To understand the relation of molecular design of powder formulations in the realization of effective stress transfer at sintered polymer – polymer interfaces by the concept of interfacial stereocomplex crystallization in a broad temperature range, the effect of temperature and molar mass ratio are studied in heterogeneous poly(lactide) melt-states. Whereas the stereocomplex crystallization rate is dictated by supercooling and relative viscosities, the length-scales depend on the formation of crystalline stereocomplex domains connected via amorphous regions resulting in network formation, gelation. Upon gelation, further diffusion is impeded, which is supported by rheometry, DSC and FTIR imaging. When the initial relative viscosity between the PLA fractions is low, the time to reach critical network density is high. On the contrary, the length-scales of stereocomplex crystallization and ultimate mechanical stiffening are strongly influenced by the chosen temperature and molar mass ratio of the PLA fractions. Occurrence of interfacial stereocomplex crystallization under the non-isothermal conditions of selective laser sintering is validated. This fundamental understanding on the time- and length-scales of interfacial diffusion, successive stereocomplex crystallization, and nucleation of homocrystals upon further cooling, assists in the technical assurance of mechanically reinforced polymer-polymer interfaces – not only in sintered but in additively manufactured polymeric constructs in general.
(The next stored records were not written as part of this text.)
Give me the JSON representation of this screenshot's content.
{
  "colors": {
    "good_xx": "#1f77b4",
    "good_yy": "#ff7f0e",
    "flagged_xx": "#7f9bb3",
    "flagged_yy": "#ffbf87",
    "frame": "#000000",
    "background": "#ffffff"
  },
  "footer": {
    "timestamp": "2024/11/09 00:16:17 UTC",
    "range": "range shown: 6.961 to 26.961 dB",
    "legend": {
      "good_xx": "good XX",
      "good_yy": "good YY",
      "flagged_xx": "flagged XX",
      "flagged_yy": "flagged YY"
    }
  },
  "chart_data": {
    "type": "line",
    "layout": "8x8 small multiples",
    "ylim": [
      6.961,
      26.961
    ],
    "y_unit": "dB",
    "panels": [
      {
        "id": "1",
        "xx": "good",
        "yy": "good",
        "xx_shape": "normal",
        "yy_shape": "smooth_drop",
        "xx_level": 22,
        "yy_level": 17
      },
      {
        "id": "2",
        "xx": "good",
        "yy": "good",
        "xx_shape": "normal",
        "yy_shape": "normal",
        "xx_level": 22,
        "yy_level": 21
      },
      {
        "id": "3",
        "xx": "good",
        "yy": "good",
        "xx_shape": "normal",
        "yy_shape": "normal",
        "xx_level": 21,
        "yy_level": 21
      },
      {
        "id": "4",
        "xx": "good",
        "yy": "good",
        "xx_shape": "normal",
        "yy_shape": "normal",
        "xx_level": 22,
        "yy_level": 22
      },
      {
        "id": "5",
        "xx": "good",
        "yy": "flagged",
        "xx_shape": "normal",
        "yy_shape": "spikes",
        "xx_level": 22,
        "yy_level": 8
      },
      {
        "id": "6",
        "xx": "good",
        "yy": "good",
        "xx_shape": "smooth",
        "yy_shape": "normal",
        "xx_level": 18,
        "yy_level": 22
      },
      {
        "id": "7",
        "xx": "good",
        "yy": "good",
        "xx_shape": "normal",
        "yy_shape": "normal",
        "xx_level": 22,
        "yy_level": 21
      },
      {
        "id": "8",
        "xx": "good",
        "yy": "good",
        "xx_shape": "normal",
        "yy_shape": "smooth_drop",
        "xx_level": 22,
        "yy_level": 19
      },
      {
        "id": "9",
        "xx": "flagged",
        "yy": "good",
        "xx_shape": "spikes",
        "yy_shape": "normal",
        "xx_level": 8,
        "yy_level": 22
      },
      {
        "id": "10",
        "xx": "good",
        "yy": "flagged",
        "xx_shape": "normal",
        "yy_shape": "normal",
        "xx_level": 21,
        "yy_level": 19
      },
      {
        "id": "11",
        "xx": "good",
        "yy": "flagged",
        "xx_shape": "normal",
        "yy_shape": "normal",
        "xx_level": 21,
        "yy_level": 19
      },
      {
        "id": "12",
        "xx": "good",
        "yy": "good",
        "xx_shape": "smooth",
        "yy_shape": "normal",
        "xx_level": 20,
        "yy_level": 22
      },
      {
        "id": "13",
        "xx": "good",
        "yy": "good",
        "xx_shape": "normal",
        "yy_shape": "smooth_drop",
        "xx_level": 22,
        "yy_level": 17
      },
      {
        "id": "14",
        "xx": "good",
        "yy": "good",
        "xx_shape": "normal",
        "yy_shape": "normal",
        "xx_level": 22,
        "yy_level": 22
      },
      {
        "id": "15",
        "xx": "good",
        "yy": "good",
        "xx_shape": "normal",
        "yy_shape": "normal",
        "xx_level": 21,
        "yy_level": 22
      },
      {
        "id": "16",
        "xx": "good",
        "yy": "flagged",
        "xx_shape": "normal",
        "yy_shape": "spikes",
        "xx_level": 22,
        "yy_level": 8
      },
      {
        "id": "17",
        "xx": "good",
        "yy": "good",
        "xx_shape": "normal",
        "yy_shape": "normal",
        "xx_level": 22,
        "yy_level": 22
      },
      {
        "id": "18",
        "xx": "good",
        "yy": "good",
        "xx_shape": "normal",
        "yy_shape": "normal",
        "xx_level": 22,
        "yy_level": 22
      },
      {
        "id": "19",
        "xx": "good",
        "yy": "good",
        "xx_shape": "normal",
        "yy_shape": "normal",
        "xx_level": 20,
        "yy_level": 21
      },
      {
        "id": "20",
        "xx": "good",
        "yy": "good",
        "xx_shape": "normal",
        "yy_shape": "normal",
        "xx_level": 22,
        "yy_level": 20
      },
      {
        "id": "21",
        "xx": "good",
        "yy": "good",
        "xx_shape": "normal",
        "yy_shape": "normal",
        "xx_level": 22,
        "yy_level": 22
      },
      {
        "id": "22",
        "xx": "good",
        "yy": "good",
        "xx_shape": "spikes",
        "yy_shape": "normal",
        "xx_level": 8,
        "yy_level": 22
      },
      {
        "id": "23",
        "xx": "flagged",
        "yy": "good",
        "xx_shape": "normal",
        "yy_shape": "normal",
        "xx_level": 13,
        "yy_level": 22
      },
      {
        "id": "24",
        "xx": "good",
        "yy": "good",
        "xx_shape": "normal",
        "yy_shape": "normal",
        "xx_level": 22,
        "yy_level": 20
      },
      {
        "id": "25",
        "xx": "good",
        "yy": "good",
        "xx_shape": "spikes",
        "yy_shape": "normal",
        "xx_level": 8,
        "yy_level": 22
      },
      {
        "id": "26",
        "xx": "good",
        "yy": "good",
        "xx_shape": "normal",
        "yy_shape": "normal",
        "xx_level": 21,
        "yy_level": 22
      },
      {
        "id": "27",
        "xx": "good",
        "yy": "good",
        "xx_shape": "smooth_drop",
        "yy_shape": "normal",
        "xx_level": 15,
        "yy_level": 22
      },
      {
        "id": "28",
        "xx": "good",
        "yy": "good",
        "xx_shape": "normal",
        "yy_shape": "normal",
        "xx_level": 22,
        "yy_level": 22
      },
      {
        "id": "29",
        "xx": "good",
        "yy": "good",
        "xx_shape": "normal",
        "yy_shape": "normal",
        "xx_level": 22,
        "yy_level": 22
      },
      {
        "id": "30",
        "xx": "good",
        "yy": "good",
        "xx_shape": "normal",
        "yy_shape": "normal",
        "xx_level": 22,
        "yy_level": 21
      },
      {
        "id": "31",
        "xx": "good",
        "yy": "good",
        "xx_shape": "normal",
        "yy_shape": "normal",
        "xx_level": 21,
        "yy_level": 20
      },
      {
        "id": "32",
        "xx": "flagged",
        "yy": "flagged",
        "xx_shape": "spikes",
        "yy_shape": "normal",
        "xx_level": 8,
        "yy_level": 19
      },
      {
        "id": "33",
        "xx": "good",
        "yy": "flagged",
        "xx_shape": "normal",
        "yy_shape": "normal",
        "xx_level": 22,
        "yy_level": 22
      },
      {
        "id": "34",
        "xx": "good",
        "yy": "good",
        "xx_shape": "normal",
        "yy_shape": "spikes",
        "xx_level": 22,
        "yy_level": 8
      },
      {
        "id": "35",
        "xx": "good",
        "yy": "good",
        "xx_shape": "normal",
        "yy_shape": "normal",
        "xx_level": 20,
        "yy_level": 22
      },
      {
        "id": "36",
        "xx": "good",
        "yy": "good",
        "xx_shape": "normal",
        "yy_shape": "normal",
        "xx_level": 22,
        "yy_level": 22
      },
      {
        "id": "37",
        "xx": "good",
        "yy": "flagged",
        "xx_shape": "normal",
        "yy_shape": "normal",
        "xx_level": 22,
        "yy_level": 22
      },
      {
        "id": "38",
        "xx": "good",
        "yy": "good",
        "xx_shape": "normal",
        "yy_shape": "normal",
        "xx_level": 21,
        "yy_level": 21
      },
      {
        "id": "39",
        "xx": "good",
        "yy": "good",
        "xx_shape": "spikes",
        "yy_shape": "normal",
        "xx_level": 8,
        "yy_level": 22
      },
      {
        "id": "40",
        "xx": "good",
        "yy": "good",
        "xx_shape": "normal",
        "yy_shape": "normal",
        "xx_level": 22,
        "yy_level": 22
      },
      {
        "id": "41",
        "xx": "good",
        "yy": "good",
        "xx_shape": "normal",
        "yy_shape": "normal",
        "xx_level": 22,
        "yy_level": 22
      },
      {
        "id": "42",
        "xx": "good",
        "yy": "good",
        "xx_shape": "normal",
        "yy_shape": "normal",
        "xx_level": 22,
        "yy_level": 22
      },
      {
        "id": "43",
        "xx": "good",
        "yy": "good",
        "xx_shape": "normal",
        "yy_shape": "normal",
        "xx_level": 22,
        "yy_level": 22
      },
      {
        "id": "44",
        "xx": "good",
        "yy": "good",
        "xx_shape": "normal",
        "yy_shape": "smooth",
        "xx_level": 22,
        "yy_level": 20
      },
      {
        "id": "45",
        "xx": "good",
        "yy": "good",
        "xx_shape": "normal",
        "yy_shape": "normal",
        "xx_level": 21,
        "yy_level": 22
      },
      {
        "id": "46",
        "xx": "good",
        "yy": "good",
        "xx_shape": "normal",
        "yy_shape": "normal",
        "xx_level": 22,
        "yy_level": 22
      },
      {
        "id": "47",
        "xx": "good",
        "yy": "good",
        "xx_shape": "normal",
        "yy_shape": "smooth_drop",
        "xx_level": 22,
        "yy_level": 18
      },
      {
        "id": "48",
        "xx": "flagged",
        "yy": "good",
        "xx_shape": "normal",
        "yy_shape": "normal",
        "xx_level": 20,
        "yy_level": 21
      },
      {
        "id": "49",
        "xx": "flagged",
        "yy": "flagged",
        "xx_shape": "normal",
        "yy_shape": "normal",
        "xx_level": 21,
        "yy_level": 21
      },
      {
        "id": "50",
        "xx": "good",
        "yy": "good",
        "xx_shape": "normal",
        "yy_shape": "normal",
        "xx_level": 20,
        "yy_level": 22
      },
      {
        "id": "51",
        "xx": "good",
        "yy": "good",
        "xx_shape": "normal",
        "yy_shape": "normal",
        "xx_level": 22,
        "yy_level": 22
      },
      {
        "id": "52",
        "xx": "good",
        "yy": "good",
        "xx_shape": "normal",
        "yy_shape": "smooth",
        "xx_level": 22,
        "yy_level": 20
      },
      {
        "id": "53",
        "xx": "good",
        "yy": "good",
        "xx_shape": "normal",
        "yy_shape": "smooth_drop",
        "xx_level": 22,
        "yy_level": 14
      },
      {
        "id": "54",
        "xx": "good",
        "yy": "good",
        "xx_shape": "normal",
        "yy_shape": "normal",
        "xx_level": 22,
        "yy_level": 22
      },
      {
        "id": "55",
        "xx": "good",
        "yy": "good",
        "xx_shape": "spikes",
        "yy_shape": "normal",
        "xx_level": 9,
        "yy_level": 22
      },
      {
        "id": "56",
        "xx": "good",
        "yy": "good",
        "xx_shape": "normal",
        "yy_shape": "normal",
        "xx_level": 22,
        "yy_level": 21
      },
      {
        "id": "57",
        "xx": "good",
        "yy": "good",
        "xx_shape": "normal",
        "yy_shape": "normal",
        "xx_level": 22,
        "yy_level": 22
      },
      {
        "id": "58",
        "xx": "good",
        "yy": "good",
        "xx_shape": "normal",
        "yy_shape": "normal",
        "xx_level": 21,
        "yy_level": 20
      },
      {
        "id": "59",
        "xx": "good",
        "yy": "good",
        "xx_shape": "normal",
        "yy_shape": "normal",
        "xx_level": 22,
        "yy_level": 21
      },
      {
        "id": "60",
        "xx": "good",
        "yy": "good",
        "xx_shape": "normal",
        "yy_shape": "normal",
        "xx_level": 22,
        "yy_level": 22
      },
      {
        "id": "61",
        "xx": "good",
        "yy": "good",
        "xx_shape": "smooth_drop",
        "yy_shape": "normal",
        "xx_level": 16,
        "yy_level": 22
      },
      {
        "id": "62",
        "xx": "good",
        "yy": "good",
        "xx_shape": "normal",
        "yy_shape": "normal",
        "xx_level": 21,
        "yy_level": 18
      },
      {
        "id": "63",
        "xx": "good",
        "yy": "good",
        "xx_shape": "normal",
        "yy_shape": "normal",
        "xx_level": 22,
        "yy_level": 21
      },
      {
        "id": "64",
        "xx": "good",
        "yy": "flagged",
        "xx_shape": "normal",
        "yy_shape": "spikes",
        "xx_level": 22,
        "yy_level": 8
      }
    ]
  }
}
为了理解在宽温度范围内界面立体配合物结晶的概念，粉末配方的分子设计与在聚合物-聚合物界面上有效应力转移的实现之间的关系，研究了温度和摩尔质量比在非均相聚（丙交酯）熔融态。尽管立体复合物的结晶速率由过冷度和相对粘度决定，但长度尺度取决于通过无定形区域连接的结晶立体复合物结构域的形成，从而导致网络形成，凝胶化。胶凝后，阻止了进一步的扩散，这受到流变仪，DSC和FTIR成像的支持。当PLA馏分之间的初始相对粘度较低时，达到临界网络密度的时间也较长。反之，立体复合物结晶和最终机械刚度的长度尺度在很大程度上受所选的PLA组分温度和摩尔质量比的影响。验证了在选择性激光烧结的非等温条件下界面立体复合物结晶的发生。对界面扩散的时间和长度尺度，连续的立体配合物结晶以及进一步冷却时均晶成核的基本了解，不仅可以在烧结中，而且可以在增材制造的聚合物结构中为机械增强的聚合物-聚合物界面提供技术保证。一般来说。验证了在选择性激光烧结的非等温条件下界面立体复合物结晶的发生。对界面扩散的时间和长度尺度，连续的立体配合物结晶以及进一步冷却时均晶成核的基本了解，不仅可以在烧结中，而且可以在增材制造的聚合物结构中为机械增强的聚合物-聚合物界面提供技术保证。一般来说。验证了在选择性激光烧结的非等温条件下界面立体复合物结晶的发生。对界面扩散的时间和长度尺度，连续的立体配合物结晶以及进一步冷却时均晶成核的基本了解，不仅可以在烧结中，而且可以在增材制造的聚合物结构中为机械增强的聚合物-聚合物界面提供技术保证。一般来说。